If the organization is doing it, they probably have good reasons to do it. And there's probably proof of it, but you can't totally discount those ideas. I think when you start discounting those ideas, you lose a lot of the vibrancy of what role smaller organizations can play. That is a problem. Being in New York and part of a large organization, there are absolutely things that are getting done that are phenomenal and really push the envelope and move the needle forward so patients get better care. But unfortunately, when things get regulated, sometimes there's that inertia that develops. More projects bring more people, but sometimes that leads to the right people not having their voices heard. To me, that's the real danger of consolidation — losing the ability to be nimble, to be creative, to be proactive, because organizations have a greater notion than smaller organizations.

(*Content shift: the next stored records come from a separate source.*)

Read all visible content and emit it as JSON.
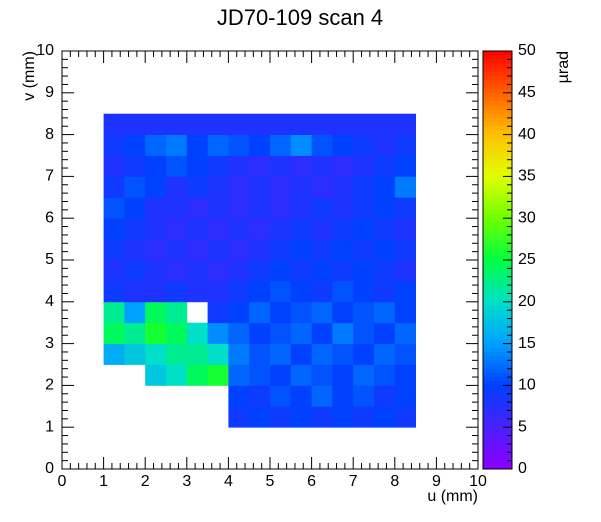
{
  "chart_data": {
    "type": "heatmap",
    "title": "JD70-109 scan 4",
    "x_label": "u (mm)",
    "y_label": "v (mm)",
    "z_label": "µrad",
    "xlim": [
      0,
      10
    ],
    "ylim": [
      0,
      10
    ],
    "zlim": [
      0,
      50
    ],
    "xticks": [
      0,
      1,
      2,
      3,
      4,
      5,
      6,
      7,
      8,
      9,
      10
    ],
    "yticks": [
      0,
      1,
      2,
      3,
      4,
      5,
      6,
      7,
      8,
      9,
      10
    ],
    "zticks": [
      0,
      5,
      10,
      15,
      20,
      25,
      30,
      35,
      40,
      45,
      50
    ],
    "colorscale": [
      "#8a00ff",
      "#4a20ff",
      "#0040ff",
      "#00a0ff",
      "#00e0c8",
      "#00ff40",
      "#70ff00",
      "#e0ff00",
      "#ffc000",
      "#ff6000",
      "#ff0000"
    ],
    "x_edges": [
      1.0,
      1.5,
      2.0,
      2.5,
      3.0,
      3.5,
      4.0,
      4.5,
      5.0,
      5.5,
      6.0,
      6.5,
      7.0,
      7.5,
      8.0,
      8.5
    ],
    "y_edges": [
      1.0,
      1.5,
      2.0,
      2.5,
      3.0,
      3.5,
      4.0,
      4.5,
      5.0,
      5.5,
      6.0,
      6.5,
      7.0,
      7.5,
      8.0,
      8.5
    ],
    "z": [
      [
        null,
        null,
        null,
        null,
        null,
        null,
        9,
        10,
        9,
        10,
        9,
        10,
        9,
        10,
        9
      ],
      [
        null,
        null,
        null,
        null,
        null,
        null,
        10,
        9,
        11,
        10,
        12,
        10,
        11,
        9,
        10
      ],
      [
        null,
        null,
        18,
        20,
        24,
        26,
        12,
        11,
        10,
        12,
        11,
        10,
        12,
        11,
        10
      ],
      [
        16,
        18,
        20,
        22,
        22,
        20,
        13,
        11,
        12,
        10,
        12,
        11,
        10,
        12,
        11
      ],
      [
        24,
        22,
        26,
        24,
        20,
        14,
        12,
        10,
        11,
        12,
        10,
        13,
        11,
        10,
        12
      ],
      [
        22,
        15,
        24,
        22,
        null,
        9,
        10,
        12,
        10,
        11,
        12,
        10,
        11,
        12,
        10
      ],
      [
        9,
        8,
        8,
        9,
        8,
        8,
        9,
        10,
        11,
        10,
        9,
        11,
        10,
        9,
        10
      ],
      [
        8,
        9,
        8,
        7,
        8,
        7,
        8,
        9,
        10,
        9,
        10,
        9,
        10,
        9,
        8
      ],
      [
        9,
        8,
        7,
        8,
        7,
        8,
        7,
        8,
        9,
        10,
        9,
        10,
        9,
        10,
        9
      ],
      [
        10,
        9,
        8,
        7,
        8,
        7,
        8,
        7,
        8,
        9,
        8,
        9,
        10,
        9,
        8
      ],
      [
        11,
        10,
        8,
        8,
        7,
        8,
        7,
        8,
        7,
        8,
        9,
        8,
        9,
        10,
        9
      ],
      [
        9,
        11,
        10,
        8,
        9,
        8,
        7,
        8,
        7,
        8,
        7,
        8,
        9,
        10,
        13
      ],
      [
        8,
        9,
        10,
        11,
        10,
        9,
        8,
        7,
        8,
        7,
        8,
        7,
        8,
        9,
        10
      ],
      [
        9,
        10,
        12,
        13,
        10,
        12,
        11,
        10,
        12,
        14,
        11,
        10,
        9,
        8,
        9
      ],
      [
        8,
        8,
        8,
        8,
        8,
        8,
        8,
        8,
        8,
        8,
        8,
        8,
        8,
        8,
        8
      ]
    ]
  }
}
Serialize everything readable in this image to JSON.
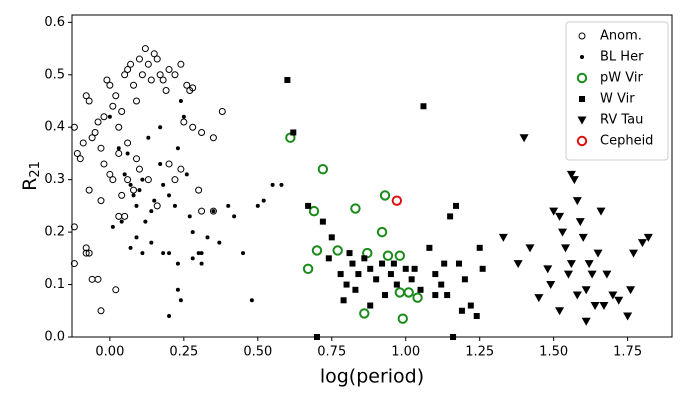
{
  "chart_data": {
    "type": "scatter",
    "x_label": "log(period)",
    "y_label": {
      "base": "R",
      "subscript": "21"
    },
    "xlim": [
      -0.128,
      1.9
    ],
    "ylim": [
      0,
      0.614
    ],
    "xticks": [
      {
        "value": 0,
        "label": "0.00"
      },
      {
        "value": 0.25,
        "label": "0.25"
      },
      {
        "value": 0.5,
        "label": "0.50"
      },
      {
        "value": 0.75,
        "label": "0.75"
      },
      {
        "value": 1,
        "label": "1.00"
      },
      {
        "value": 1.25,
        "label": "1.25"
      },
      {
        "value": 1.5,
        "label": "1.50"
      },
      {
        "value": 1.75,
        "label": "1.75"
      }
    ],
    "yticks": [
      {
        "value": 0,
        "label": "0.0"
      },
      0.1,
      0.2,
      0.3,
      0.4,
      0.5,
      0.6
    ],
    "legend": "upper right",
    "series": [
      {
        "name": "Anom.",
        "color": "#000000",
        "marker": "open-circle",
        "x": [
          -0.12,
          -0.11,
          -0.1,
          -0.09,
          -0.08,
          -0.07,
          -0.06,
          -0.05,
          -0.04,
          -0.03,
          -0.02,
          -0.01,
          0.0,
          0.01,
          0.02,
          0.03,
          0.04,
          0.05,
          0.06,
          0.07,
          0.08,
          0.09,
          0.1,
          0.11,
          0.12,
          0.13,
          0.14,
          0.15,
          0.16,
          0.17,
          0.18,
          0.19,
          0.2,
          0.22,
          0.24,
          0.26,
          0.27,
          0.28,
          0.25,
          0.28,
          0.31,
          0.38,
          0.35,
          -0.12,
          -0.12,
          -0.08,
          -0.08,
          -0.07,
          -0.06,
          -0.04,
          -0.03,
          0.02,
          -0.07,
          -0.03,
          0.0,
          0.03,
          0.05,
          0.04,
          0.08,
          0.1,
          0.13,
          0.16,
          0.2,
          0.22,
          0.24,
          0.3,
          0.31,
          0.35,
          0.03,
          0.06,
          0.09,
          0.06,
          0.01,
          -0.02
        ],
        "values": [
          0.4,
          0.35,
          0.34,
          0.37,
          0.46,
          0.45,
          0.38,
          0.39,
          0.41,
          0.36,
          0.42,
          0.49,
          0.48,
          0.44,
          0.46,
          0.4,
          0.43,
          0.5,
          0.51,
          0.52,
          0.48,
          0.45,
          0.53,
          0.5,
          0.55,
          0.52,
          0.49,
          0.54,
          0.53,
          0.5,
          0.49,
          0.47,
          0.51,
          0.5,
          0.52,
          0.48,
          0.47,
          0.475,
          0.41,
          0.4,
          0.39,
          0.43,
          0.38,
          0.21,
          0.14,
          0.17,
          0.16,
          0.16,
          0.11,
          0.11,
          0.05,
          0.09,
          0.28,
          0.26,
          0.31,
          0.23,
          0.23,
          0.27,
          0.28,
          0.32,
          0.3,
          0.25,
          0.33,
          0.3,
          0.32,
          0.28,
          0.24,
          0.24,
          0.35,
          0.37,
          0.34,
          0.3,
          0.3,
          0.33
        ]
      },
      {
        "name": "BL Her",
        "color": "#000000",
        "marker": "dot",
        "x": [
          0.0,
          0.03,
          0.05,
          0.07,
          0.08,
          0.09,
          0.1,
          0.11,
          0.12,
          0.14,
          0.15,
          0.17,
          0.18,
          0.2,
          0.22,
          0.23,
          0.24,
          0.25,
          0.26,
          0.27,
          0.28,
          0.3,
          0.31,
          0.33,
          0.35,
          0.37,
          0.4,
          0.42,
          0.45,
          0.5,
          0.52,
          0.55,
          0.58,
          0.48,
          0.2,
          0.23,
          0.24,
          0.18,
          0.2,
          0.23,
          0.28,
          0.31,
          0.09,
          0.07,
          0.04,
          0.01,
          0.11,
          0.14,
          0.06,
          0.13,
          0.17
        ],
        "values": [
          0.42,
          0.36,
          0.31,
          0.29,
          0.27,
          0.25,
          0.28,
          0.3,
          0.22,
          0.24,
          0.26,
          0.33,
          0.29,
          0.27,
          0.25,
          0.36,
          0.45,
          0.42,
          0.31,
          0.23,
          0.2,
          0.16,
          0.14,
          0.19,
          0.24,
          0.18,
          0.25,
          0.23,
          0.16,
          0.25,
          0.26,
          0.29,
          0.29,
          0.07,
          0.04,
          0.09,
          0.07,
          0.16,
          0.16,
          0.14,
          0.15,
          0.16,
          0.19,
          0.17,
          0.22,
          0.21,
          0.16,
          0.18,
          0.35,
          0.38,
          0.4
        ]
      },
      {
        "name": "pW Vir",
        "color": "#1a8a1a",
        "marker": "open-circle",
        "x": [
          0.61,
          0.72,
          0.69,
          0.83,
          0.93,
          0.92,
          0.7,
          0.77,
          0.67,
          0.87,
          0.94,
          0.98,
          0.98,
          1.01,
          1.04,
          0.86,
          0.99
        ],
        "values": [
          0.38,
          0.32,
          0.24,
          0.245,
          0.27,
          0.2,
          0.165,
          0.165,
          0.13,
          0.16,
          0.155,
          0.155,
          0.085,
          0.085,
          0.075,
          0.045,
          0.035
        ]
      },
      {
        "name": "W Vir",
        "color": "#000000",
        "marker": "square",
        "x": [
          0.6,
          0.62,
          0.67,
          0.7,
          0.72,
          1.06,
          0.75,
          0.78,
          0.8,
          0.82,
          0.84,
          0.86,
          0.88,
          0.9,
          0.92,
          0.95,
          0.97,
          1.0,
          1.02,
          1.05,
          1.08,
          1.1,
          1.12,
          1.14,
          1.15,
          1.17,
          1.18,
          1.2,
          1.22,
          1.24,
          1.25,
          1.26,
          1.16,
          0.79,
          0.83,
          0.88,
          0.93,
          1.03,
          1.1,
          1.19,
          1.13,
          0.74,
          0.81,
          0.96
        ],
        "values": [
          0.49,
          0.39,
          0.25,
          0.0,
          0.22,
          0.44,
          0.19,
          0.12,
          0.1,
          0.14,
          0.12,
          0.15,
          0.13,
          0.11,
          0.14,
          0.12,
          0.1,
          0.13,
          0.11,
          0.09,
          0.17,
          0.12,
          0.1,
          0.08,
          0.23,
          0.25,
          0.14,
          0.11,
          0.06,
          0.04,
          0.17,
          0.13,
          0.0,
          0.07,
          0.09,
          0.06,
          0.08,
          0.13,
          0.08,
          0.05,
          0.14,
          0.15,
          0.16,
          0.14
        ]
      },
      {
        "name": "RV Tau",
        "color": "#000000",
        "marker": "triangle-down",
        "x": [
          1.4,
          1.33,
          1.38,
          1.42,
          1.45,
          1.48,
          1.5,
          1.52,
          1.53,
          1.54,
          1.55,
          1.56,
          1.57,
          1.58,
          1.59,
          1.6,
          1.61,
          1.62,
          1.63,
          1.64,
          1.65,
          1.66,
          1.68,
          1.7,
          1.72,
          1.75,
          1.77,
          1.8,
          1.82,
          1.76,
          1.58,
          1.52,
          1.49,
          1.56,
          1.61,
          1.67
        ],
        "values": [
          0.38,
          0.19,
          0.14,
          0.17,
          0.075,
          0.13,
          0.24,
          0.23,
          0.2,
          0.17,
          0.12,
          0.31,
          0.3,
          0.26,
          0.22,
          0.19,
          0.09,
          0.14,
          0.12,
          0.06,
          0.16,
          0.24,
          0.12,
          0.08,
          0.07,
          0.04,
          0.16,
          0.18,
          0.19,
          0.09,
          0.08,
          0.05,
          0.1,
          0.14,
          0.03,
          0.06
        ]
      },
      {
        "name": "Cepheid",
        "color": "#dd1111",
        "marker": "open-circle",
        "x": [
          0.97
        ],
        "values": [
          0.26
        ]
      }
    ]
  }
}
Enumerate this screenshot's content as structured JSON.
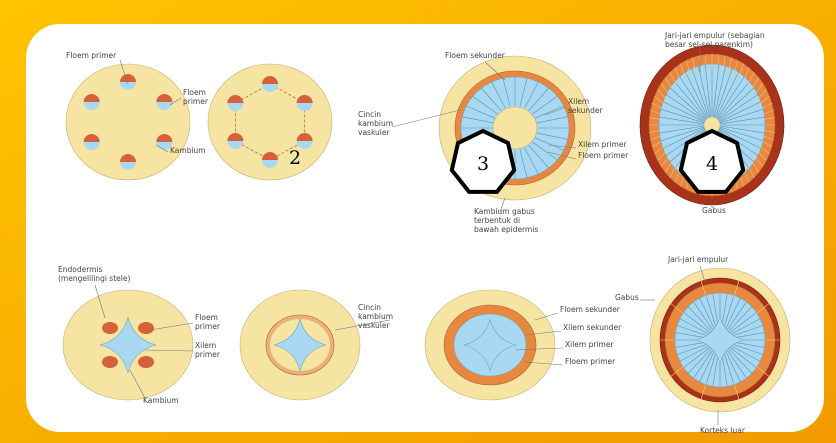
{
  "labels": [
    [
      "Floem primer"
    ],
    [
      "Floem",
      "primer"
    ],
    [
      "Kambium"
    ],
    [
      "Cincin",
      "kambium",
      "vaskuler"
    ],
    [
      "Floem sekunder"
    ],
    [
      "Xilem",
      "sekunder"
    ],
    [
      "Xilem primer"
    ],
    [
      "Floem primer"
    ],
    [
      "Kambium gabus",
      "terbentuk di",
      "bawah epidermis"
    ],
    [
      "Jari-jari empulur (sebagian",
      "besar sel-sel parenkim)"
    ],
    [
      "Gabus"
    ],
    [
      "Endodermis",
      "(mengelilingi stele)"
    ],
    [
      "Floem",
      "primer"
    ],
    [
      "Xilem",
      "primer"
    ],
    [
      "Kambium"
    ],
    [
      "Cincin",
      "kambium",
      "vaskuler"
    ],
    [
      "Floem sekunder"
    ],
    [
      "Xilem sekunder"
    ],
    [
      "Xilem primer"
    ],
    [
      "Floem primer"
    ],
    [
      "Jari-jari empulur"
    ],
    [
      "Gabus"
    ],
    [
      "Korteks luar"
    ]
  ],
  "badges": [
    "2",
    "3",
    "4"
  ]
}
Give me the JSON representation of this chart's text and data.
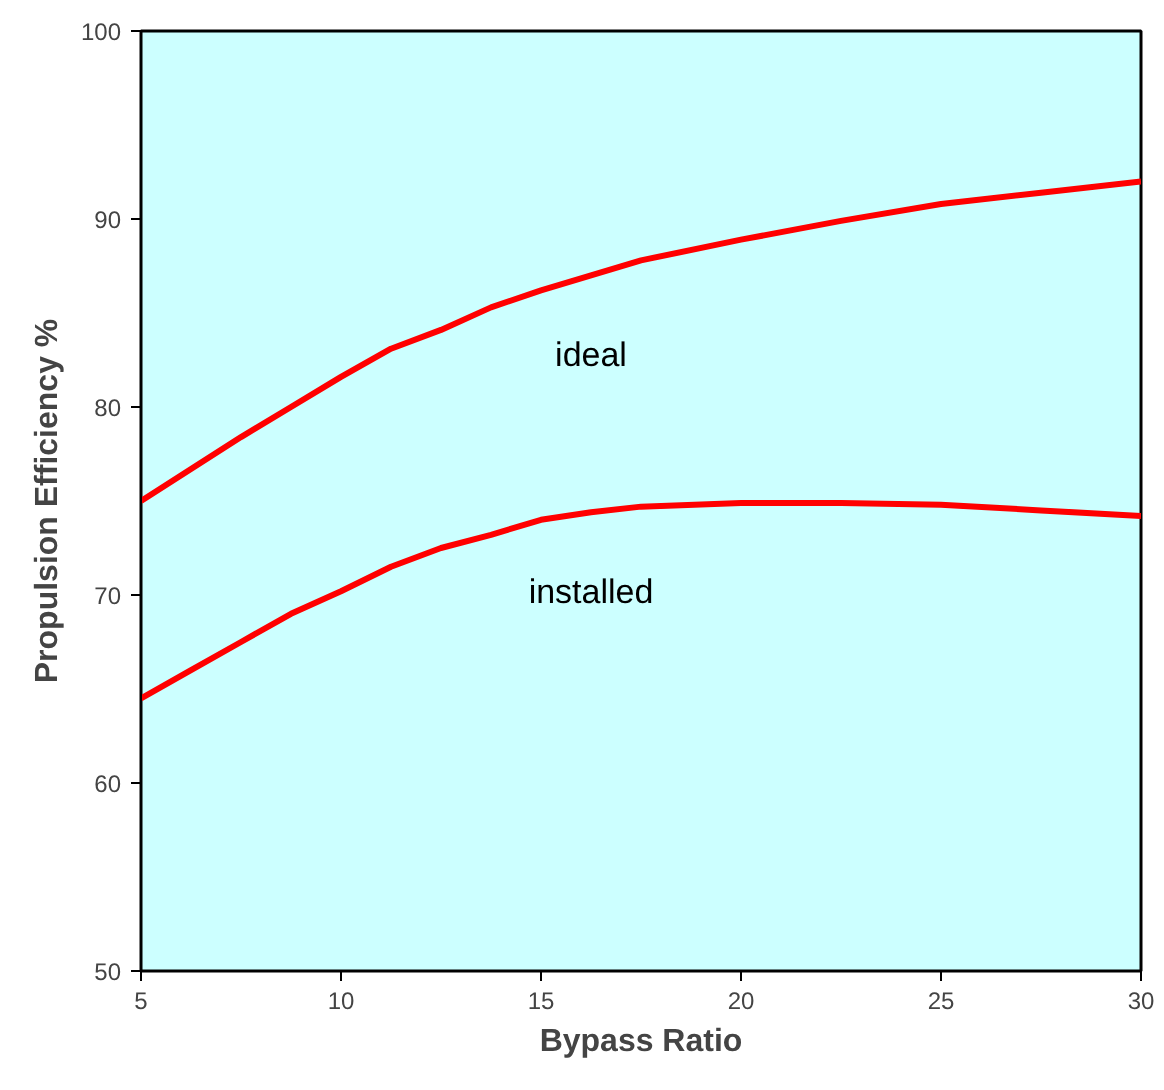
{
  "chart_data": {
    "type": "line",
    "xlabel": "Bypass Ratio",
    "ylabel": "Propulsion Efficiency %",
    "xlim": [
      5,
      30
    ],
    "ylim": [
      50,
      100
    ],
    "xticks": [
      5,
      10,
      15,
      20,
      25,
      30
    ],
    "yticks": [
      50,
      60,
      70,
      80,
      90,
      100
    ],
    "grid": false,
    "marker": "none",
    "line_style": "solid",
    "series": [
      {
        "name": "ideal",
        "color": "#ff0000",
        "x": [
          5,
          6.25,
          7.5,
          8.75,
          10,
          11.25,
          12.5,
          13.75,
          15,
          16.25,
          17.5,
          20,
          22.5,
          25,
          27.5,
          30
        ],
        "values": [
          75,
          76.7,
          78.4,
          80,
          81.6,
          83.1,
          84.1,
          85.3,
          86.2,
          87,
          87.8,
          88.9,
          89.9,
          90.8,
          91.4,
          92
        ]
      },
      {
        "name": "installed",
        "color": "#ff0000",
        "x": [
          5,
          6.25,
          7.5,
          8.75,
          10,
          11.25,
          12.5,
          13.75,
          15,
          16.25,
          17.5,
          20,
          22.5,
          25,
          27.5,
          30
        ],
        "values": [
          64.5,
          66,
          67.5,
          69,
          70.2,
          71.5,
          72.5,
          73.2,
          74,
          74.4,
          74.7,
          74.9,
          74.9,
          74.8,
          74.5,
          74.2
        ]
      }
    ]
  }
}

Q: Is that felt among individual physicians as well?

AS: I think so. If you're used to working in a place with 200 people and things are done a certain way, then that group consolidates with a 1,000- to 10,000-person organization, things are going to change, and that person's voice has less impact. It does affect the individual physician, and that's probably one of the reasons why surgeons are going to outpatient surgery centers, because they feel they have a greater voice. But they don't always have the right answers because they're looking at it from a very narrow window. So how do you combine the system with the 35,000-foot-view with the guy in the trench? 

It's the art of regularization; how do you keep that fresh boots-on-the-ground mentality? When you see your leaders walking around and going on rounds, it does make a difference. I think that makes a difference from a morale standpoint, from an information standpoint, and to break down those filters that limit frontline information going up to the decision-makers.

Q: As a department director, is there anything you've done to mitigate the effects of that feeling of disconnect among your staff?

AS: Within my department, it's like every management textbook goes: You need to have that flow of information up to the top, you have to remove barriers. And we do. 

It's a hard line to balance, but I think the successful places will do that. When you hear about all these mega-institutions merging into a mega-mega-institution, you wonder how effective that's going to be. The question is, through consolidation, do you lose the inefficiencies only, or do you have to lose some of humanity and the innovativeness? Twenty years ago, people said super large hospital systems would never work. But that's really where we are now.